La palabra naranja proviene del antiguo sánscrito narunga, que significa “fruta como el elefante”. Citrus aurantium, la naranja amarga o agria, dio base al nombre porque se conocen tanto la dulce como la amarga en latín (aurantium), en italiano (arancia) y en francés e inglés (orange), haciendo eco, por supuesto, de su dorada cáscara (¿recuerdan la clase de química, donde aureum era oro y su símbolo AU? Y eso que casi me quedo por fracasona en química.
Eso es un hecho; ahora, lo que no tengo muy cierto es si la Casa de Orange, o sea, la Casa Real de Orange-Nassau (y eso que en historia era una lanza) adquirió su origen por el cítrico (lo de Nassau, segurito, fue que le pusieron así a la isla en honor a los holandeses encoronados y no al revés) y si tomó su nombre de la fruta, pero los celtas tuvieron un asentamiento llamado Arausio en el sur de Francia.

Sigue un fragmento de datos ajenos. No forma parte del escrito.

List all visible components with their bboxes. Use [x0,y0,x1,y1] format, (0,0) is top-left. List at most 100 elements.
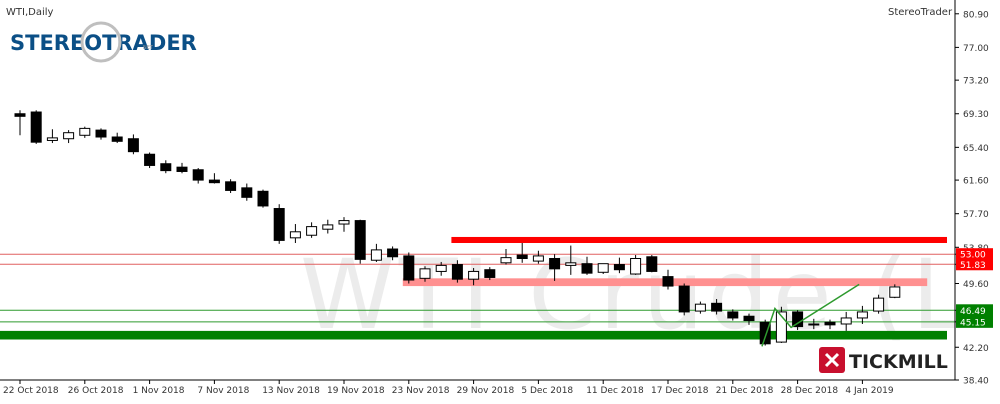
y-tick-label: 42.20 [963,344,989,354]
candle-body [225,181,237,191]
candle-body [662,276,674,287]
candle [597,263,609,275]
x-axis: 22 Oct 2018 26 Oct 2018 1 Nov 2018 7 Nov 20… [3,380,894,396]
y-tick-label: 61.60 [963,177,989,187]
candle [468,267,480,286]
candle-body [581,263,593,274]
candles-layer [14,110,901,346]
y-tick-label: 80.90 [963,10,989,20]
candle-body [856,311,868,319]
candle-body [727,311,739,319]
candle [711,299,723,315]
candle [613,257,625,274]
candle [30,110,42,144]
candle [775,306,787,343]
candle-body [532,255,544,262]
candle [176,162,188,174]
candle [565,245,577,275]
candle [419,266,431,282]
candle [500,249,512,265]
candle-body [419,268,431,279]
logo-text-top-left: STEREOTRADER [10,31,197,55]
candle [873,294,885,314]
candle-body [694,303,706,312]
x-tick-label: 22 Oct 2018 [3,386,59,396]
x-tick-label: 19 Nov 2018 [327,386,385,396]
y-tick-label: 57.70 [963,210,989,220]
candle-body [630,258,642,275]
candle [79,126,91,138]
price-label-bg [956,248,993,261]
candle [306,222,318,238]
candle-body [14,113,26,117]
candle-body [824,321,836,326]
candle-body [451,264,463,280]
candle-body [273,208,285,241]
candle-body [306,226,318,236]
x-tick-label: 23 Nov 2018 [392,386,450,396]
candle [694,301,706,314]
y-tick-label: 73.20 [963,77,989,87]
y-tick-label: 38.40 [963,377,989,387]
candle [144,152,156,169]
price-label-bg [956,258,993,271]
candle [630,255,642,275]
candle-body [711,302,723,312]
candle-body [646,256,658,272]
candle [127,134,139,155]
candle [160,160,172,174]
candle-body [468,270,480,280]
candle-body [208,179,220,184]
candle-body [144,153,156,166]
candle-body [435,264,447,272]
candle [289,224,301,243]
candle-body [873,297,885,312]
candle [208,173,220,184]
candle-body [127,138,139,153]
candle-body [176,166,188,172]
candle [792,310,804,331]
price-label-text: 46.49 [960,307,986,317]
candle-body [759,321,771,345]
y-tick-label: 49.60 [963,280,989,290]
candle-body [257,190,269,207]
price-label: 53.00 [956,248,993,261]
x-tick-label: 7 Nov 2018 [197,386,249,396]
logo-suffix: NET [143,45,154,51]
candle-body [597,263,609,273]
candle [727,309,739,321]
candle [273,204,285,244]
price-label-bg [956,304,993,317]
y-tick-label: 77.00 [963,44,989,54]
candle [435,261,447,276]
candle [338,217,350,232]
candle [759,319,771,346]
trendline [761,283,860,347]
candle-body [79,127,91,136]
candle-body [743,315,755,322]
x-tick-label: 1 Nov 2018 [133,386,185,396]
y-tick-label: 65.40 [963,144,989,154]
candle [532,250,544,264]
x-tick-label: 17 Dec 2018 [651,386,709,396]
candle [225,179,237,194]
candle [743,313,755,325]
candle [46,129,58,144]
x-tick-label: 28 Dec 2018 [781,386,839,396]
candle [808,318,820,330]
stereotrader-logo: STEREOTRADER NET [10,21,197,63]
price-label: 45.15 [956,315,993,328]
logo-text-bottom-right: TICKMILL [849,351,948,373]
zone-2 [0,330,947,340]
candle [662,269,674,290]
candle [840,311,852,331]
candle-body [370,249,382,261]
candle-body [338,220,350,225]
candle [581,256,593,275]
candle-body [160,163,172,172]
candle [111,132,123,144]
price-label: 46.49 [956,304,993,317]
candle-body [46,137,58,141]
x-tick-label: 26 Oct 2018 [68,386,124,396]
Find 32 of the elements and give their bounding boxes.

Para no cansarte, tras ires y venires con la Iglesia católica, los franceses, los holandeses, etc., hasta que en 1544, uno de los Nassau (una familia real de Alemania) llamado Guillermo “el silencioso” (ojalá los políticos con ADN de asinus adquirieran la virtud de marras, aunque me conformo si lo hace Bosco) heredó el título de Conde de Nassau.
La fruta en sí proviene del noroeste indio y el suroeste chino; luego comenzó a emigrar por toda la cuenca mediterránea durante los primeros siglos de la era cristiana, encontrando un hábitat compatible en Sevilla (por lo que en inglés se conoce como Seville orange), formando parte importante del huerto andaluz.
Su periplo fue imitado por su hermana dulce unos 500 años más tarde.
Colón trajo ambas variedades a América y es posible que en Panamá ya se cultivara, para 1509, en Darién.